Des bruits retentissent et des échanges de coups de feu se perdent, me faisant sortir de mes pensées. Je cherche refuge et en trouve un de fortune. Puis c’est une voix bien connue qui m'appelle et vient vers moi. Dans ses bras, je me dis que tout ira bien.
Mais soudainement, la douleur m’assaille. Elle me transperce. Tout mon être souffre, ne comprenant pas le moment présent. Dans le silence immobile d’un instant dans
tes yeux, mon esprit crie. Ma voix, en revanche, sort de ma gorge comme un murmure étouffé :
Pourquoi ?
Un simple mot, si difficile à prononcer. À la douleur physique est jointe la douleur mentale et je ne peux pas dire laquelle est la pire. Et je ne suis pas en état d’y réfléchir.

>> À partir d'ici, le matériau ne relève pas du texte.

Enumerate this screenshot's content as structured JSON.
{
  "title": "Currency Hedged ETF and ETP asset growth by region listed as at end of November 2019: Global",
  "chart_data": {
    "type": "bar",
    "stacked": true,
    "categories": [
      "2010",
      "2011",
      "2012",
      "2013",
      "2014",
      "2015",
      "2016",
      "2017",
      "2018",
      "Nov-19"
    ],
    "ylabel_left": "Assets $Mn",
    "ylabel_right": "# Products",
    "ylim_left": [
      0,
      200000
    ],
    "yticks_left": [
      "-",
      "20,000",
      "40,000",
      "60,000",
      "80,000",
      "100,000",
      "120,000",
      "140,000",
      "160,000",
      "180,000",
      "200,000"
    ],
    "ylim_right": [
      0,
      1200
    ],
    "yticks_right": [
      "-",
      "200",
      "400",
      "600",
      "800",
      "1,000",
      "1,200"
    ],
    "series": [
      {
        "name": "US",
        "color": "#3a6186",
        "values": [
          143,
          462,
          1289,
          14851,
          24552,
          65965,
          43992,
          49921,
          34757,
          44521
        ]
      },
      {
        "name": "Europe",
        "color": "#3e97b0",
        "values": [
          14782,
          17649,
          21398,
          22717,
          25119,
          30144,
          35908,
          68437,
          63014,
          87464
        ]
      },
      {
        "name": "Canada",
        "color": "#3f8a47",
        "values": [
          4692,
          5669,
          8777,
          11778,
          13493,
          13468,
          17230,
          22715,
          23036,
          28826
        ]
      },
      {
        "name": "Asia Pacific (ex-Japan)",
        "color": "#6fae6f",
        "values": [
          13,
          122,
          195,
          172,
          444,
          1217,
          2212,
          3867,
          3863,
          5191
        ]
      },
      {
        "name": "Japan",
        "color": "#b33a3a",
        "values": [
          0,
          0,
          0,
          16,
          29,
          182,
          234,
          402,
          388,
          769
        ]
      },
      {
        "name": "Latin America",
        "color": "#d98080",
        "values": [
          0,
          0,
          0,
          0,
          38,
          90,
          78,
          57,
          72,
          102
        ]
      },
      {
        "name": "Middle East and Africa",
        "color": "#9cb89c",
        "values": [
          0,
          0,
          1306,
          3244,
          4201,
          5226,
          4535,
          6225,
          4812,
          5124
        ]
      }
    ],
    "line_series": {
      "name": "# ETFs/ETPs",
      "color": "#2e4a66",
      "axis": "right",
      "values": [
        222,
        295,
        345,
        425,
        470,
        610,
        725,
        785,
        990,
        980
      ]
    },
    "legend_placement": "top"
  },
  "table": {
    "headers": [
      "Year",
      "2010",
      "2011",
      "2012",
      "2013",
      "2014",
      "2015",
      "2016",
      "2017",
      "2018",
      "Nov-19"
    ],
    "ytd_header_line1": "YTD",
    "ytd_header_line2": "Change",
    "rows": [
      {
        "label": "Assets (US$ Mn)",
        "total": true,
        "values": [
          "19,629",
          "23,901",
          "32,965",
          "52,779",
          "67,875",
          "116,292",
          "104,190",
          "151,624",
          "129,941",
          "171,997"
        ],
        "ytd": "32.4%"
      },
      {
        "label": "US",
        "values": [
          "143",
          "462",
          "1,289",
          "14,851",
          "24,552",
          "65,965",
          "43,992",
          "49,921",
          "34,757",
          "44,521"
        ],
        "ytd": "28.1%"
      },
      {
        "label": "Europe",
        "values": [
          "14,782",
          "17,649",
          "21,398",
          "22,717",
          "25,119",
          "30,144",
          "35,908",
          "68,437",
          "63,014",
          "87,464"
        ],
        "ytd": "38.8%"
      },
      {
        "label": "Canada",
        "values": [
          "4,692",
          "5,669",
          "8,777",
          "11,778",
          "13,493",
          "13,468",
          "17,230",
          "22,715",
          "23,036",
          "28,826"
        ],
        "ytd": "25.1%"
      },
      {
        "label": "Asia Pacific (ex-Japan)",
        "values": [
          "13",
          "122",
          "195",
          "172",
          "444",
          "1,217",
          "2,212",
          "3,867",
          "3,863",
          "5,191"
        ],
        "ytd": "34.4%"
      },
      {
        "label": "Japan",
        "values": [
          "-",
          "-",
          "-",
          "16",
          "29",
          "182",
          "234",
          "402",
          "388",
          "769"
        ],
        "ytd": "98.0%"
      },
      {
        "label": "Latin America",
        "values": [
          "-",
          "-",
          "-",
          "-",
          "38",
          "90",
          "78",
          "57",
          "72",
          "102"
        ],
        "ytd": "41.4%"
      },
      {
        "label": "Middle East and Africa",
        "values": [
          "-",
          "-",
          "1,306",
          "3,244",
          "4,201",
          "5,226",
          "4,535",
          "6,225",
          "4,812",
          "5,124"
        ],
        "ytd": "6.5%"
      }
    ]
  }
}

Mes yeux restent posés sur les
tiens, y cherchant une réponse quelconque.
En vain.
Les larmes s’écoulent, les jambes tremblent, le sang se répand.
Ma conscience commence à vaciller et j’essaie de la maintenir sur
toi. Mais lentement mon corps me lâche, me faisant comprendre que c’est la fin. Mes oreilles bourdonnent, ma vue devient floue. Est-ce dans
tes bras ou par terre que je m’effondre ? Quand est-ce que je me suis effondré ?
Et ma dernière pensée se désagrège tandis que ma main cherche
ta joue.
Je t’aime, Kaith...
Je meurs pour la première fois le premier novembre 2016.
De la main de celui que j’aime.
Poignardé en plein cœur.
L'étendue du ciel d'un milieu d'après-midi s’étend devant mes yeux quand je les ouvre. Je me redresse d’un seul mouvement et porte la main à mon cœur. Le souvenir de la blessure me tiraille, mais c’est lui que je cherche du regard. Nulle part. Évidemment. Combien de temps avait passé ?
Je m’empresse de rentrer chez nous. Sur le sol, je vois un couteau, du sang. Je panique. Je l’appelle. Je fouille les pièces… mais l’appartement est vide… Non seulement il n’est pas là, mais en plus certaines de ses affaires manquent également. La situation m’échappe totalement. Finalement je me laisse glisser sur le sol, dans la chambre.
Je ne veux pas réaliser.
Il n’a pas pu faire ça.
Tu n’as pas pu me faire ça.Il est mon tout. Il est celui qui me faisait vivre. Il est un amour passionnel et fusionnel.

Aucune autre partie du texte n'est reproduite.